It should be possible to introduce a single hidden service from more than one client
While I'm brain-dumping things that should be improved about hidden services...
For the sake of reliability and load balancing, it should be possible to introduce a single hidden service from multiple clients, and automatically get a reasonably balanced distribution of incoming connections sent to each introducing client. This can possibly help mitigate transient failures of the client, or DoS attempts, which have been reported via as yet unknown mechanism against certain prominent HSes recently [1].
(Question: what happens if you try to do this unofficially now, by copying the HS private key to another Tor?)

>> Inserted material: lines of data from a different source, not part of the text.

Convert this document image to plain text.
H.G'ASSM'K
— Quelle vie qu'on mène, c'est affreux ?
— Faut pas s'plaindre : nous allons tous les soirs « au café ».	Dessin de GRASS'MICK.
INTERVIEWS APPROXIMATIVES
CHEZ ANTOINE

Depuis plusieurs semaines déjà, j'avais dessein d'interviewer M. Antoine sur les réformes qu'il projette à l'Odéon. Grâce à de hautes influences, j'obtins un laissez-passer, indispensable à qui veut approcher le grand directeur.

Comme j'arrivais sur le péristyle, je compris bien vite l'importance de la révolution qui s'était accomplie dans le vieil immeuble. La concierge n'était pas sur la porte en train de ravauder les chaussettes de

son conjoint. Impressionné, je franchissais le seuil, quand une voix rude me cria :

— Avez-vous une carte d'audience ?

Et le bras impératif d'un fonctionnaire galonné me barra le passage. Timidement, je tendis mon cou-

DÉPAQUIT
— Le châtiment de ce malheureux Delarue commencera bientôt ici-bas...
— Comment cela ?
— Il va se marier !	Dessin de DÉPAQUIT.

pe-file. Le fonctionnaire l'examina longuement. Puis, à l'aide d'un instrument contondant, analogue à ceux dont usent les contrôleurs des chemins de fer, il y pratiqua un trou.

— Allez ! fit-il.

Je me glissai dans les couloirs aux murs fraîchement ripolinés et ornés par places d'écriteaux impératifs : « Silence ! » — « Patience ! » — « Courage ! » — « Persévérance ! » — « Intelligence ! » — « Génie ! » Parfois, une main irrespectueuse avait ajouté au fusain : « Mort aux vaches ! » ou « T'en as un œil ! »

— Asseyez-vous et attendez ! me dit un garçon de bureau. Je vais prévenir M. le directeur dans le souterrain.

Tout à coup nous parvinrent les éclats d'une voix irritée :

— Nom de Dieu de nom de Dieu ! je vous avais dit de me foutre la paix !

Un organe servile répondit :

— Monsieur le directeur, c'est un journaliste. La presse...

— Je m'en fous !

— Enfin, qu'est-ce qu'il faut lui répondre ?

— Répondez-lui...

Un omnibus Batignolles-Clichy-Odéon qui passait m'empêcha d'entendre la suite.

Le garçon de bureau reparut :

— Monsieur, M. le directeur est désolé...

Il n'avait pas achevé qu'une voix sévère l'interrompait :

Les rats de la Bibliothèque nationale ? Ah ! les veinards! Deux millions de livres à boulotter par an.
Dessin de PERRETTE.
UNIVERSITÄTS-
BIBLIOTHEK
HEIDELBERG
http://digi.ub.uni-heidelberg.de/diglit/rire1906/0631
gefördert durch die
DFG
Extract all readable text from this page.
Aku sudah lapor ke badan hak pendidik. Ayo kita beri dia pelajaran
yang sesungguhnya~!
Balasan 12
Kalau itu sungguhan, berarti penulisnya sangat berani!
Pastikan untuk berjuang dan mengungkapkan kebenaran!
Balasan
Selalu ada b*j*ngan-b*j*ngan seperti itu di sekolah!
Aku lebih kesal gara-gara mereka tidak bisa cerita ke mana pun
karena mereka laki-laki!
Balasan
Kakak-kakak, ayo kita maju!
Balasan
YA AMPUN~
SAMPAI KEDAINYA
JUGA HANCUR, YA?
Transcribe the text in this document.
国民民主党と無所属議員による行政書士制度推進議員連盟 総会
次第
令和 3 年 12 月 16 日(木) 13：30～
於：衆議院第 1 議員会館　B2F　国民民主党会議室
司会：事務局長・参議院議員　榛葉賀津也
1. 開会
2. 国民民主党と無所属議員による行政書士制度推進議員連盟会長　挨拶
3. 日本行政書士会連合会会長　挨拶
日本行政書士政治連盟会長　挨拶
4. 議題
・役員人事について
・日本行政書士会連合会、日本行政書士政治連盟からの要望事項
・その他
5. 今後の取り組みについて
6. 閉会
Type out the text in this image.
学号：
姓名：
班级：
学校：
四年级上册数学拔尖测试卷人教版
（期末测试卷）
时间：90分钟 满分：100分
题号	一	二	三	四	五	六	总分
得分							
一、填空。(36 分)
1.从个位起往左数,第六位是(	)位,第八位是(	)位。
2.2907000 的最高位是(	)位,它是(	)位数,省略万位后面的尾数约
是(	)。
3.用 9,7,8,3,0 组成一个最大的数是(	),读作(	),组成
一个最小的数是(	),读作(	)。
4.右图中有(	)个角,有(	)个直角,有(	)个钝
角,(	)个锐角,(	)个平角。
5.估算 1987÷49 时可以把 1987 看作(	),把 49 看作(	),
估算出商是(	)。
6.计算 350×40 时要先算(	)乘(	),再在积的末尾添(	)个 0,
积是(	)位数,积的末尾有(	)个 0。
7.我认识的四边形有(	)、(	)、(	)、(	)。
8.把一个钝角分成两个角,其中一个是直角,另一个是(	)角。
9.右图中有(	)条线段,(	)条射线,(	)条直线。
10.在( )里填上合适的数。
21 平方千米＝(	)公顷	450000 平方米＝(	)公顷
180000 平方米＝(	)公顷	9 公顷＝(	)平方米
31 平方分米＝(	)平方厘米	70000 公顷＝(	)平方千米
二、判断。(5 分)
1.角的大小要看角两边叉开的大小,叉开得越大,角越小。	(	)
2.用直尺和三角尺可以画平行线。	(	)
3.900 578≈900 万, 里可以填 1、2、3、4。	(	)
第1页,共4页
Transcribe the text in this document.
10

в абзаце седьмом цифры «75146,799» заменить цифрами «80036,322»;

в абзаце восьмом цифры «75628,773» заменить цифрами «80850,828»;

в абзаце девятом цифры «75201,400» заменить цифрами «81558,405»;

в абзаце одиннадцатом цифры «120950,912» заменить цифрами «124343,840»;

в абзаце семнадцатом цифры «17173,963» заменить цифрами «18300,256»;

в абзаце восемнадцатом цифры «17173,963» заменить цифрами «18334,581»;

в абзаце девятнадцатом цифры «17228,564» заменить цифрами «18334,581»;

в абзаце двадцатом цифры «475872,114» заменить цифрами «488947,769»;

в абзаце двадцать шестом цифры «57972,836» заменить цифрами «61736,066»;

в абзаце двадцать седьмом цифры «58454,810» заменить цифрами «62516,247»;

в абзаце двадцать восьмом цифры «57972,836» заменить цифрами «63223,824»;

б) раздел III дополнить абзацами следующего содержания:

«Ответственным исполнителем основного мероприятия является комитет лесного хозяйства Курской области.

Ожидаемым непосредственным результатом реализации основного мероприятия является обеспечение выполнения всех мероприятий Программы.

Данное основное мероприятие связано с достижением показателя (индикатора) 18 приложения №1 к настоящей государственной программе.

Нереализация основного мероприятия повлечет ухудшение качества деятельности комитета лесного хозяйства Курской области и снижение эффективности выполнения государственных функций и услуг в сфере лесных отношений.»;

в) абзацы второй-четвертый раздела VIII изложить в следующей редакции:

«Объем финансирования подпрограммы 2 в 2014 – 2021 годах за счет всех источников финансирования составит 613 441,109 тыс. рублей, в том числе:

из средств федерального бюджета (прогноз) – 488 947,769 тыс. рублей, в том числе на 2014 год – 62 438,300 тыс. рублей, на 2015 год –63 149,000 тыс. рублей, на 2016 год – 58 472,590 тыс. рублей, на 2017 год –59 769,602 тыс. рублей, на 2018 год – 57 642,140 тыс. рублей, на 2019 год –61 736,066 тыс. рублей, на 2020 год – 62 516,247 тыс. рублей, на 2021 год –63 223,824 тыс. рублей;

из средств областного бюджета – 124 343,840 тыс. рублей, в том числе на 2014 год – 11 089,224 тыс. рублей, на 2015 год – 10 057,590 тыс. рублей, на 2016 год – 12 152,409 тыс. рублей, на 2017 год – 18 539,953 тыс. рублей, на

This could imply either each instance independently picking intro points and publishing a descriptor (simplest), but then other nodes might see the multiple conflicting descriptors and think something fishy is going on. We could allow descriptors which match in everything but the intro points to be merged (need to check: are the HSDirs chosen for a given HS a deterministic function of its key so the different clients would all publish to the same place to get merged?), but then we end up with large numbers of intro points (cf. #9002 (moved)).
Finally, we could somehow try to make every instance of the HS pick the same set of intro points (how to coordinate, and is it dangerous if it's predictable by an attacker?) , and have the intro points effect load balancing by mapping incoming INTRODUCE1s into an INTRODUCE2 on one and only one incoming intro circuit.
Additional issue: right now, the client the HS is introduced from must have the HS private key. Load balancing like this means distributing n copies of the private key around, increasing the risk of compromise. It'd be helpful if instead they could use a subkey, distinct for each introducuing client and either expiring or revokable, with the real HS private key kept safely offline somewhere.